Polling is just that, the microprocessor periodically checking various peripheral devices to determine if input or output is waiting. If a peripheral device has some input or output that should be processed, a flag will be set.

The problem is that a lot of processing time is wasted checking for inputs when they are not changing. Servicing an interrupt is an alternative method to control inputs and outputs.

In this method, a register in the microprocessor must have set an interrupt enable (IE) bit for a particular peripheral device. When an interrupt is initiated by the peripheral, a flag is set for the microprocessor.

The interrupt request (IRQ) line will go active, and the microprocessor will service the interrupt. Servicing an interrupt means that the normal processing of the microprocessor is halted (i.e., interrupted) while the input/output is completed.

In order to resume normal processing, the microprocessor needs to store the contents of its registers before the interrupt is serviced.

This process includes saving all active register contents to a stack, a part of RAM designated for this purpose, in a process known as a push. After a push, the microprocessor can then load the address of the Interrupt Service Routine and complete the input/output.

When that portion of code is complete, the contents of the stack are reloaded to the registers in an operation known as a Pop (or Pull) and normal processing resumes.

 

Input and Output Transmission

Once the input or output is ready for transmission, there are several modes that can be used. First, data can be moved in either parallel or serial mode.

Parallel mode means that multiple bits (e.g., 16 bits) move in parallel down a multiple pathway or bus from source to destination.

 Serial mode means that the bits move one at a time, in a series, down a single pathway. Parallel mode traffic is faster in that multiple bits are moving together, but the number of pathways is a limiting factor.

 For this reason parallel mode is usually used for components located close to one another while serial transmission is used if any distance is involved. Serial data transmission can also be differentiated by being asynchronous or synchronous. Asynchronous

data transmission uses separate clocks between the sender and receiver of data. Since these clocks are not synchronized, additional bits called start and stop bits are required to designate the boundaries of the bytes being sent. Synchronous data transmission uses a common or synchronized timing source. Start and stop bits are thus not needed, and overall throughput is increased.

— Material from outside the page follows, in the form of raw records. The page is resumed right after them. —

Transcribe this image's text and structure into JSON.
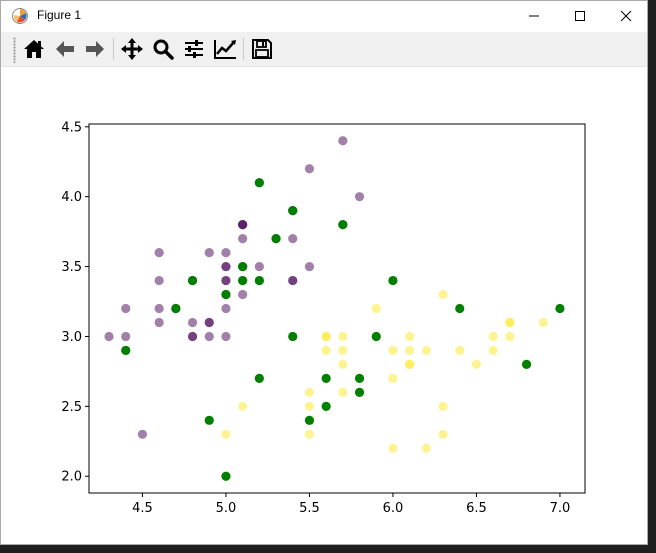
{
  "window": {
    "title": "Figure 1"
  },
  "toolbar": {
    "buttons": [
      {
        "name": "home-button",
        "icon": "home-icon"
      },
      {
        "name": "back-button",
        "icon": "arrow-left-icon"
      },
      {
        "name": "forward-button",
        "icon": "arrow-right-icon"
      },
      {
        "name": "pan-button",
        "icon": "move-icon"
      },
      {
        "name": "zoom-button",
        "icon": "magnifier-icon"
      },
      {
        "name": "subplots-button",
        "icon": "sliders-icon"
      },
      {
        "name": "axes-edit-button",
        "icon": "line-chart-icon"
      },
      {
        "name": "save-button",
        "icon": "floppy-disk-icon"
      }
    ]
  },
  "chart_data": {
    "type": "scatter",
    "title": "",
    "xlabel": "",
    "ylabel": "",
    "xlim": [
      4.18,
      7.15
    ],
    "ylim": [
      1.88,
      4.52
    ],
    "xticks": [
      4.5,
      5.0,
      5.5,
      6.0,
      6.5,
      7.0
    ],
    "xtick_labels": [
      "4.5",
      "5.0",
      "5.5",
      "6.0",
      "6.5",
      "7.0"
    ],
    "yticks": [
      2.0,
      2.5,
      3.0,
      3.5,
      4.0,
      4.5
    ],
    "ytick_labels": [
      "2.0",
      "2.5",
      "3.0",
      "3.5",
      "4.0",
      "4.5"
    ],
    "grid": false,
    "legend": "none",
    "series": [
      {
        "color": "#440154",
        "alpha": 0.5,
        "points": [
          [
            5.1,
            3.5
          ],
          [
            4.9,
            3.0
          ],
          [
            4.7,
            3.2
          ],
          [
            4.6,
            3.1
          ],
          [
            5.0,
            3.6
          ],
          [
            5.4,
            3.9
          ],
          [
            4.6,
            3.4
          ],
          [
            5.0,
            3.4
          ],
          [
            4.4,
            2.9
          ],
          [
            4.9,
            3.1
          ],
          [
            5.4,
            3.7
          ],
          [
            4.8,
            3.4
          ],
          [
            4.8,
            3.0
          ],
          [
            4.3,
            3.0
          ],
          [
            5.8,
            4.0
          ],
          [
            5.7,
            4.4
          ],
          [
            5.4,
            3.9
          ],
          [
            5.1,
            3.5
          ],
          [
            5.7,
            3.8
          ],
          [
            5.1,
            3.8
          ],
          [
            5.4,
            3.4
          ],
          [
            5.1,
            3.7
          ],
          [
            4.6,
            3.6
          ],
          [
            5.1,
            3.3
          ],
          [
            4.8,
            3.4
          ],
          [
            5.0,
            3.0
          ],
          [
            5.0,
            3.4
          ],
          [
            5.2,
            3.5
          ],
          [
            5.2,
            3.4
          ],
          [
            4.7,
            3.2
          ],
          [
            4.8,
            3.1
          ],
          [
            5.4,
            3.4
          ],
          [
            5.2,
            4.1
          ],
          [
            5.5,
            4.2
          ],
          [
            4.9,
            3.1
          ],
          [
            5.0,
            3.2
          ],
          [
            5.5,
            3.5
          ],
          [
            4.9,
            3.6
          ],
          [
            4.4,
            3.0
          ],
          [
            5.1,
            3.4
          ],
          [
            5.0,
            3.5
          ],
          [
            4.5,
            2.3
          ],
          [
            4.4,
            3.2
          ],
          [
            5.0,
            3.5
          ],
          [
            5.1,
            3.8
          ],
          [
            4.8,
            3.0
          ],
          [
            5.1,
            3.8
          ],
          [
            4.6,
            3.2
          ],
          [
            5.3,
            3.7
          ],
          [
            5.0,
            3.3
          ]
        ]
      },
      {
        "color": "#fde725",
        "alpha": 0.5,
        "points": [
          [
            5.5,
            2.3
          ],
          [
            6.5,
            2.8
          ],
          [
            6.3,
            3.3
          ],
          [
            4.9,
            2.4
          ],
          [
            6.6,
            2.9
          ],
          [
            5.2,
            2.7
          ],
          [
            5.0,
            2.0
          ],
          [
            5.9,
            3.0
          ],
          [
            6.0,
            2.2
          ],
          [
            6.1,
            2.9
          ],
          [
            5.6,
            2.9
          ],
          [
            6.7,
            3.1
          ],
          [
            5.6,
            3.0
          ],
          [
            5.8,
            2.7
          ],
          [
            6.2,
            2.2
          ],
          [
            5.6,
            2.5
          ],
          [
            5.9,
            3.2
          ],
          [
            6.1,
            2.8
          ],
          [
            6.3,
            2.5
          ],
          [
            6.1,
            2.8
          ],
          [
            6.4,
            2.9
          ],
          [
            6.6,
            3.0
          ],
          [
            6.8,
            2.8
          ],
          [
            6.7,
            3.0
          ],
          [
            6.0,
            2.9
          ],
          [
            5.7,
            2.6
          ],
          [
            5.5,
            2.4
          ],
          [
            5.5,
            2.4
          ],
          [
            5.8,
            2.7
          ],
          [
            6.0,
            2.7
          ],
          [
            5.4,
            3.0
          ],
          [
            6.0,
            3.4
          ],
          [
            6.7,
            3.1
          ],
          [
            6.3,
            2.3
          ],
          [
            5.6,
            3.0
          ],
          [
            5.5,
            2.5
          ],
          [
            5.5,
            2.6
          ],
          [
            6.1,
            3.0
          ],
          [
            5.8,
            2.6
          ],
          [
            5.0,
            2.3
          ],
          [
            5.6,
            2.7
          ],
          [
            5.7,
            3.0
          ],
          [
            5.7,
            2.9
          ],
          [
            6.2,
            2.9
          ],
          [
            5.1,
            2.5
          ],
          [
            5.7,
            2.8
          ],
          [
            6.9,
            3.1
          ]
        ]
      },
      {
        "color": "#008000",
        "alpha": 1.0,
        "points": [
          [
            5.2,
            4.1
          ],
          [
            5.4,
            3.9
          ],
          [
            5.3,
            3.7
          ],
          [
            5.7,
            3.8
          ],
          [
            4.8,
            3.4
          ],
          [
            5.1,
            3.5
          ],
          [
            5.1,
            3.4
          ],
          [
            5.2,
            3.4
          ],
          [
            5.0,
            3.3
          ],
          [
            4.7,
            3.2
          ],
          [
            4.4,
            2.9
          ],
          [
            5.4,
            3.0
          ],
          [
            6.0,
            3.4
          ],
          [
            6.4,
            3.2
          ],
          [
            7.0,
            3.2
          ],
          [
            5.9,
            3.0
          ],
          [
            5.2,
            2.7
          ],
          [
            5.6,
            2.7
          ],
          [
            5.8,
            2.7
          ],
          [
            5.8,
            2.6
          ],
          [
            6.8,
            2.8
          ],
          [
            4.9,
            2.4
          ],
          [
            5.5,
            2.4
          ],
          [
            5.6,
            2.5
          ],
          [
            5.0,
            2.0
          ]
        ]
      }
    ]
  }
}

A third way of differentiating data transmission is by direction. A simplex line is a one direction only pathway. Data from a sensor to the microcontroller may use simplex mode.

 Half-duplex mode allows two-way traffic, but only one direction at a time.

 This requires a form of flow control to avoid data transmission errors. Full-duplex mode allows two-way simultaneous transmission of data.

The agreement between sending and receiving units regarding the parameters of data transmission (including transmission speed) is known as handshaking.

HC12 Microcontroller Input–Output Subsystems

There are four input–output subsystems on the Motorola HC12 microcontroller that can be used to exemplify the data transmission section above.

 The serial communications interface (SCI) is an asynchronous serial device available on the HC12. It can be either polled or interrupt driven and is intended for communication between remote devices. Related to SCI is the serial peripheral interface (SPI). SPI is a synchronous serial interface.

 It is intended for communication between units that supportSPI like a network of multiple microcontrollers. Because of the synchronization of timing that is required, SPI uses a system of master slave relationships between microcontrollers. The pulse width modulation (PWM) subsystem is often used for motor and solenoid control.

 Using registers that are mapped to both the PWM unit and the microprocessor, a PWM output can be commanded by setting values for the period and duty cycle in the proper registers.

 This will result in a particular on-time and off-time voltage command. Last, the serial in-circuit debugger (SDI) allows the microcontroller to connect to a PC for checking and modifying embedded software.